For various reasons the first three mechanisms are thought to give at its best a minor contribution to the dark band [Venema et al]. The last two will be given more attention as they probably give a significant contribution and involve non-spherical particles.

Orientation and shape of the melting particle

For very light rain it may be more useful to think of flat crystals instead of aggregated snowflakes. Symmetrical crystals fall with their biggest dimension horizontally aligned, and reflect mostly in the vertical direction.

In the upper part of the dark band the reflections are dominated by the crystal part of the particle and the reflected power could decrease as the crystals will no longer be falling horizontally. Melting can cause the particle to be no longer symmetrical e.g. if the water droplet is not exactly in the middle.

In the lower part of the dark band the power will come mostly from the liquid part of the particle and will increase again as the water fraction will become bigger by the melting of the crystal and reflect more and more power.

With this mechanism a very deep dark band is possible. Furthermore it can explain why the optical depolarisation is almost zero in the lower dark band. It also explains why the dark band begins directly at the top of the melting layer. Aggregation may broaden the scattering peak and thus reduce the depth of the dark band, as found. And it explains the depolarisation results found for lidar and radar.

Enhanced backscatter by water droplet

The case study of the 1st of April 1998 shows that the lidar backscatter of rain is much higher if the lidar is pointed vertically than if the lidar is pointed under a small angle. This may be due to the shape of the droplet. The frictional forces on the droplet may flatten the base of the droplet a little bit; this would increase the lidar backscatter in the vertical direction. This effect can cause part of the increase of the optical backscatter in the lower part of the dark band, as the water fraction of the melting crystal may experience a similar flattening as the amount of water becomes larger and the velocity increases. Further research in this area is needed.


In the melting layer during very light rain a dark band is seen with lidar. The shape of the water droplet can explain (part of) the difference in backscatter between the dark band and the rain. Taking into account the shape and orientation of a melting crystal, can complete the picture; Though it explains the measurements well, there is no direct evidence for this last mechanism.

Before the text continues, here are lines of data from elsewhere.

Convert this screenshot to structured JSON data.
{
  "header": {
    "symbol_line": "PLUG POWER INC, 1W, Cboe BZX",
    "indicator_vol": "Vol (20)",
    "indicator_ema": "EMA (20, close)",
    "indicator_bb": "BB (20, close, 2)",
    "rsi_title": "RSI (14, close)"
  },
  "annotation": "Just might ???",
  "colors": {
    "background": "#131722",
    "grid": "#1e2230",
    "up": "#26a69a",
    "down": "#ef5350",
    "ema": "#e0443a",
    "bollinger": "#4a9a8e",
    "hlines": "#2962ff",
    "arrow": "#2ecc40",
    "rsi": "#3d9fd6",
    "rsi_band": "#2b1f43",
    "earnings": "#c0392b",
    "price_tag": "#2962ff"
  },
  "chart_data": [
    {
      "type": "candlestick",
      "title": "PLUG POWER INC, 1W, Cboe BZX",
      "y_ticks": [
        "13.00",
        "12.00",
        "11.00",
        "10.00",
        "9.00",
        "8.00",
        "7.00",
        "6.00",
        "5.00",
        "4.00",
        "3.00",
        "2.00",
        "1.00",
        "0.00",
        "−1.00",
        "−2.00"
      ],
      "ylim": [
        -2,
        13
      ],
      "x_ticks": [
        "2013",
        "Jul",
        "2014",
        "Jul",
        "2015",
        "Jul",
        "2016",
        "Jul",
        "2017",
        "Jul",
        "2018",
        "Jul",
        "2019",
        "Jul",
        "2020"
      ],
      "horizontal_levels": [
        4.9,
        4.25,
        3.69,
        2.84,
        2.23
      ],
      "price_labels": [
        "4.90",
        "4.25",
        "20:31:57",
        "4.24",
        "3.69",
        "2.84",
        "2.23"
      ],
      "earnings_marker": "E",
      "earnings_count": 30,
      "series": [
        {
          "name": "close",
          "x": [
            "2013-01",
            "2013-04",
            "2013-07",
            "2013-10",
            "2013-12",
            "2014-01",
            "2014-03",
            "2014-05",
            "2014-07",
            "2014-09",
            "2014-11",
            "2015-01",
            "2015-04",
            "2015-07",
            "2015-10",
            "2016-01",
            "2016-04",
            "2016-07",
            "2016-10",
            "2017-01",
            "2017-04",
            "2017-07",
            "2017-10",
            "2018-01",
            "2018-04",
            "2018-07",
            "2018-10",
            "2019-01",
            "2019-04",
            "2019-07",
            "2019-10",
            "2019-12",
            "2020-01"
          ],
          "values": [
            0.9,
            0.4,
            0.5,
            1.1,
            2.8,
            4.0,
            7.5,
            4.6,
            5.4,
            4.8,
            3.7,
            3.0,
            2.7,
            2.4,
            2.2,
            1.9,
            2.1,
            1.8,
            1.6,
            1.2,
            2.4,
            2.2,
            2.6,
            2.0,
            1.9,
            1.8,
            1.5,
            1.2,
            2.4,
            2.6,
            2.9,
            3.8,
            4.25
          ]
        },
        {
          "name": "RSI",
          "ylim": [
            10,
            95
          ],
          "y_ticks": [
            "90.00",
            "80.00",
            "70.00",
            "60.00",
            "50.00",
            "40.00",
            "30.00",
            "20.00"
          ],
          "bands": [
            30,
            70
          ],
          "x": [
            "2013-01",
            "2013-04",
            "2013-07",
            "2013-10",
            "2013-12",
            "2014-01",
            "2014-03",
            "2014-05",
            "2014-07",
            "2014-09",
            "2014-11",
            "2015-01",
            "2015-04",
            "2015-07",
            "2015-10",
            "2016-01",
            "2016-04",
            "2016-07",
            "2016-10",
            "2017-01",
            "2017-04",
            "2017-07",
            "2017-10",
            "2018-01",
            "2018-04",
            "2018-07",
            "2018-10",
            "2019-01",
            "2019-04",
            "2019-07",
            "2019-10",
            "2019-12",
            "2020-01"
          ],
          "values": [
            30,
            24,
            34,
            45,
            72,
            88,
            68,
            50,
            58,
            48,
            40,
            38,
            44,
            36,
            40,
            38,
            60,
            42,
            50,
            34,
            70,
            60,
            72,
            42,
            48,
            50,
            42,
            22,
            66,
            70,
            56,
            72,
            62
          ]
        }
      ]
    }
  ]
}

An experiment with a doppler radar and doppler lidar would be helpful. Velocity information can help to be sure both instruments see the same particles and thus makes the combination of instruments more valuable.

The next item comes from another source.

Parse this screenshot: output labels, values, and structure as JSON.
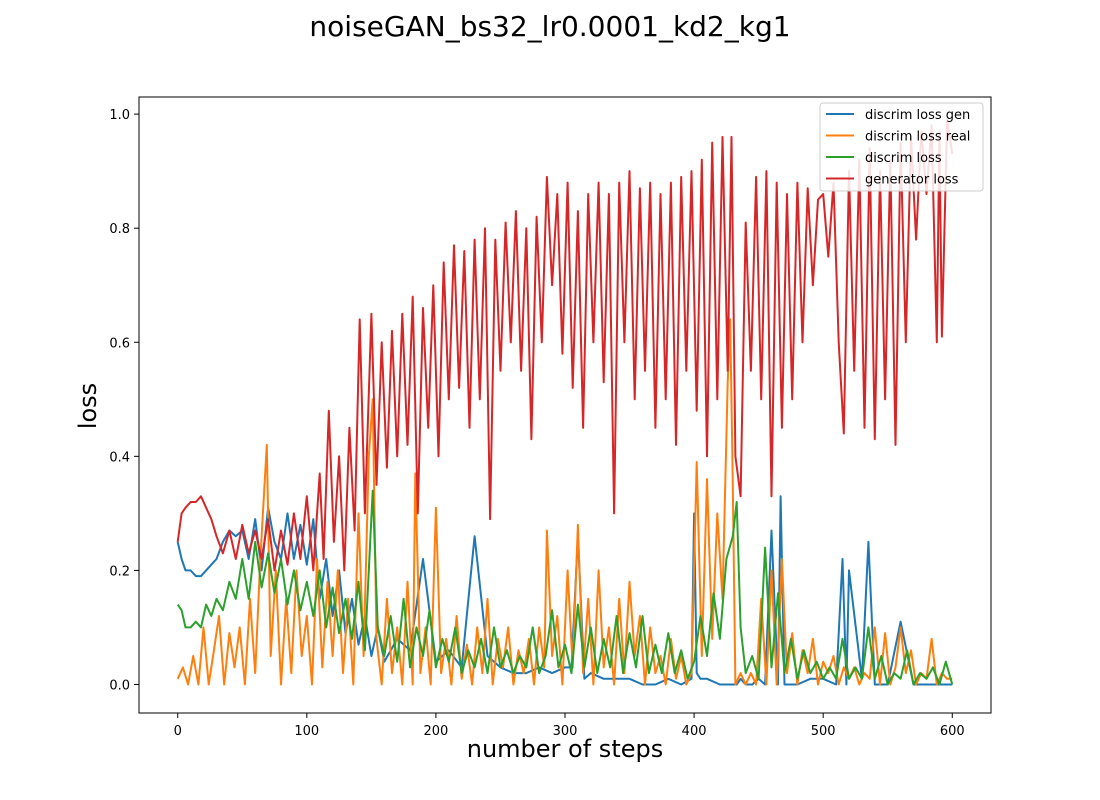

Russchenberg, H.W.J. and L.P. Ligthart 1996: Backscattering by and Propagation Through the Melting Layer of Precipitation: A New Polarimetric Model, IEEE Trans. Geosc. and Remote Sensing, 34, no.1, 3-14.

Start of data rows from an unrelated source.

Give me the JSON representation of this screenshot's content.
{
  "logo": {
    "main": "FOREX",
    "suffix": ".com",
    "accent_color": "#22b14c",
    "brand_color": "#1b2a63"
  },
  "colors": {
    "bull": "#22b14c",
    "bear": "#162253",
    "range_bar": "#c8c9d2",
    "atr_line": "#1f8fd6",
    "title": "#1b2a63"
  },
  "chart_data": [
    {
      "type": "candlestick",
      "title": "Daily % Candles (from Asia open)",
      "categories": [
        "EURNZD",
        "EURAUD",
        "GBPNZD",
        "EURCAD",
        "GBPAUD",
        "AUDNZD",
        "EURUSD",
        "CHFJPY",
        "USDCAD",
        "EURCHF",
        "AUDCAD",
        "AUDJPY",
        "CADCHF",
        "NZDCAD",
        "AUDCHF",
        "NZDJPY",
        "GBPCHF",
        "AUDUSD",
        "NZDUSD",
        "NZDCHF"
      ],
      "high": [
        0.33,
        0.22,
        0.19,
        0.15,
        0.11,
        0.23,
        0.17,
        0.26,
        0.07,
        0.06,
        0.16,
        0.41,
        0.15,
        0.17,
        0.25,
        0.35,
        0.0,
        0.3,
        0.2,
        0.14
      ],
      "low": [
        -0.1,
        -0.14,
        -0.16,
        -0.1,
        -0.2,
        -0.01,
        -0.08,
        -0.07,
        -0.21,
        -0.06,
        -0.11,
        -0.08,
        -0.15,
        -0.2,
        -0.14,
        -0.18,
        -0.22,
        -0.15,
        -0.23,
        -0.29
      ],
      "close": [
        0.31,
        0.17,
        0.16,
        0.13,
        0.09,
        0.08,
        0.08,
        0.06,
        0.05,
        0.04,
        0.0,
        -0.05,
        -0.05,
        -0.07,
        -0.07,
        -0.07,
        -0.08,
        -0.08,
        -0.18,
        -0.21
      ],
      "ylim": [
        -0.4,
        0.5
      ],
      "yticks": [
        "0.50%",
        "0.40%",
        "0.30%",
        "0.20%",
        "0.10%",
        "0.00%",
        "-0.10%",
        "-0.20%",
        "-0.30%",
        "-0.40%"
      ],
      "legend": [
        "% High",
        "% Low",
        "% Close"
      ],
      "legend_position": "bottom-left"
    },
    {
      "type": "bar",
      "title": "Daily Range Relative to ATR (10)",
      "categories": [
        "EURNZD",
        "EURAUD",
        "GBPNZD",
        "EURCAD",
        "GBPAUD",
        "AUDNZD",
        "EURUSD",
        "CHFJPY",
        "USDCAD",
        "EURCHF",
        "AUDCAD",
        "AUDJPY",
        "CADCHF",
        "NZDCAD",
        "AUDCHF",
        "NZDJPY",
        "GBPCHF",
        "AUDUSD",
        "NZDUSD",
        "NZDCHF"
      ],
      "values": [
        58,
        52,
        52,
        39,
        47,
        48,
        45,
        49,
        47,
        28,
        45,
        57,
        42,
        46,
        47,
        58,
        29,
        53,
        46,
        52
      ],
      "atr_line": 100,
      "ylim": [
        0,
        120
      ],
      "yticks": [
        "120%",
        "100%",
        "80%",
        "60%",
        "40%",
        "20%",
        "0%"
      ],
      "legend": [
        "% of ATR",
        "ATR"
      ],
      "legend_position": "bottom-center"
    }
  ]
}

Kenneth Sassen, Tiehan Chen, 1995: The lidar dark band: An oddity of the radar bright band analogy, Geoph. Res. Lett., 22, no 24, 3505-3508.

Thomas, L., J.C. Cartwright and D.P. Wareing, 1990: Lidar observations of the horizontal orientation of ice crystals in cirrus clouds, Tellus, 42B, 211-216.

Venema, V.K.C., H.W.J. Russchenberg, A. van Lammeren, A. Apituley and L.P. Ligthart, 1998: The melting layer: The radar bright band is dark for lidar. Proc. URSI symposium on Wave Propagation and Remote Sensing, Aveiro, Portugal.